À quelques exceptions près, Ben Ali respectait ces procédures pour faire passer ses projets, y compris ceux qu'il a donnés à sa famille. Il lui est même arrivé de pondre des lois spécifiques, pour contourner celles existantes, pour imposer à l'administration certains de ses choix.
Il y a quand même eu des exceptions, plusieurs hauts fonctionnaires sous Ben Ali n'ont pas respecté la loi et les procédures et ont exécuté les ordres verbaux de Ben Ali.
Ces hauts fonctionnaires (dont plusieurs ministres) ont chèrement payé ces violations après la révolution et ont été tous traduits en justice sur la base du célèbre article 96 du code pénal.
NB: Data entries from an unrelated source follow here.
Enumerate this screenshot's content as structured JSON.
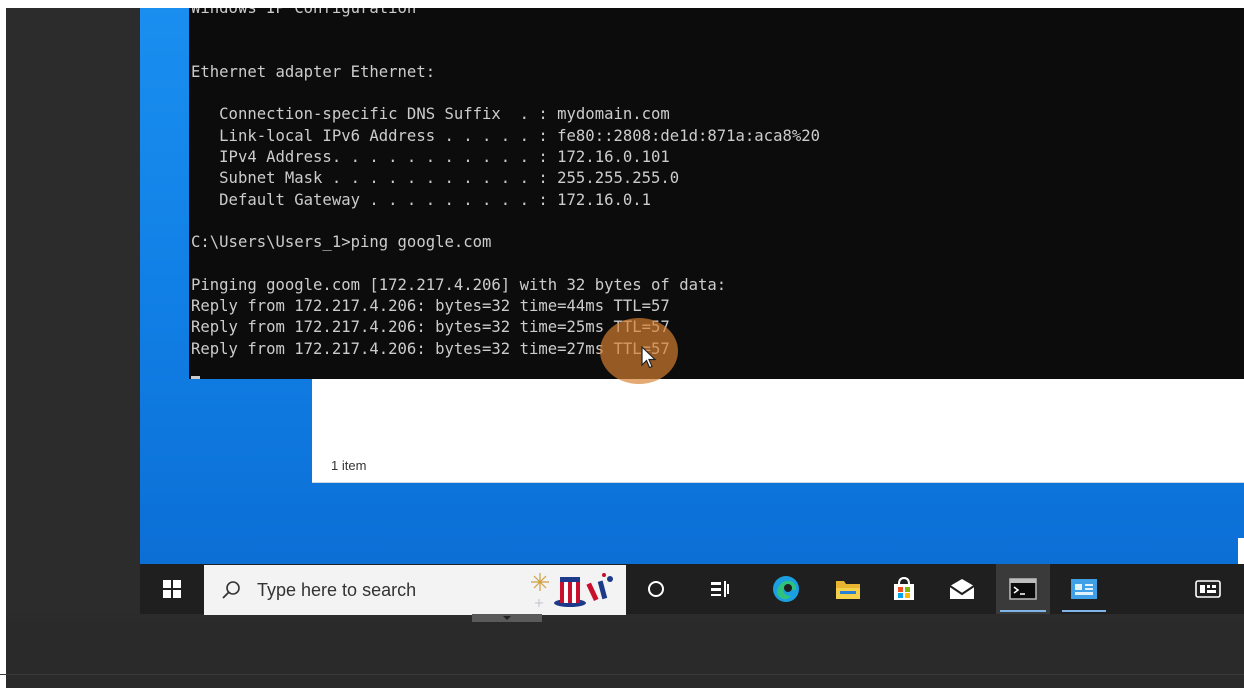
{
  "cmd": {
    "lines": [
      "Windows IP Configuration",
      "",
      "",
      "Ethernet adapter Ethernet:",
      "",
      "   Connection-specific DNS Suffix  . : mydomain.com",
      "   Link-local IPv6 Address . . . . . : fe80::2808:de1d:871a:aca8%20",
      "   IPv4 Address. . . . . . . . . . . : 172.16.0.101",
      "   Subnet Mask . . . . . . . . . . . : 255.255.255.0",
      "   Default Gateway . . . . . . . . . : 172.16.0.1",
      "",
      "C:\\Users\\Users_1>ping google.com",
      "",
      "Pinging google.com [172.217.4.206] with 32 bytes of data:",
      "Reply from 172.217.4.206: bytes=32 time=44ms TTL=57",
      "Reply from 172.217.4.206: bytes=32 time=25ms TTL=57",
      "Reply from 172.217.4.206: bytes=32 time=27ms TTL=57"
    ]
  },
  "explorer": {
    "status_text": "1 item"
  },
  "taskbar": {
    "search_placeholder": "Type here to search",
    "icons": [
      "windows-start-icon",
      "search-icon",
      "task-view-icon",
      "timeline-icon",
      "edge-icon",
      "file-explorer-icon",
      "store-icon",
      "mail-icon",
      "cmd-icon",
      "network-app-icon",
      "keyboard-icon"
    ]
  },
  "colors": {
    "desktop": "#1180e6",
    "terminal_bg": "#0c0c0c",
    "terminal_text": "#cccccc",
    "taskbar": "#1f1f1f",
    "click_indicator": "#d88032"
  }
}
Celui-ci mentionne qu'il « Est puni de dix ans d'emprisonnement et d'une amende égale à l'avantage reçu ou le préjudice subi par l'administration tout fonctionnaire public ou assimilé, tout directeur, membre ou employé d'une collectivité publique locale, d'une association d'intérêt national, d'un établissement public à caractère industriel et commercial, d'une société dans laquelle l'Etat détient directement ou indirectement une part quelconque du capital, ou d'une société appartenant à une collectivité publique locale, chargé de par sa fonction de la vente, l'achat, la fabrication, l'administration ou la garde de biens quelconques, qui use de sa qualité et de ce fait se procure à lui-même ou procure à un tiers un avantage injustifié, cause un préjudice à l'administration ou contrevient aux règlements régissant ces opérations en vue de la réalisation de l'avantage ou de préjudice précités. ».
À cause de cet article 96, plusieurs hauts fonctionnaires se sont retrouvés en prison ou en exil forcé après la révolution.
Depuis, les fonctionnaires renoncent à prendre n'importe quelle décision contraire à la loi ou aux procédures de peur qu'elle n'engendre des sanctions, ce qui place l'administration dans l'incapacité d'appliquer certaines décisions politiques.

Ignorant totalement les arcanes de l'administration et non familier des lois qui régissent ses propres projets, Kaïs Saïed se trouve du coup face à l'amère réalité. Il ordonne, mais l'administration ne répond pas. Furieux, il procède aux réprimandes et aux limogeages pensant ainsi intimider les fonctionnaires. Sa stratégie du bâton ne marche pas et pour cause, l'administration préfère être sanctionnée administrativement par des jours de mise à pied ou des limogeages plutôt que de se trouver demain face à la justice. Chaque fonctionnaire pense à sa propre pomme et, quitte à sacrifier sa carrière, il refuse de se mettre dans l'illégalité.
Si Kaïs Saïed veut que ses ordres soient exécutés et que ses projets soient réalisés, il se doit d'abord d'étudier les lois régulant ses projets. Mais ça, il ne sait pas faire.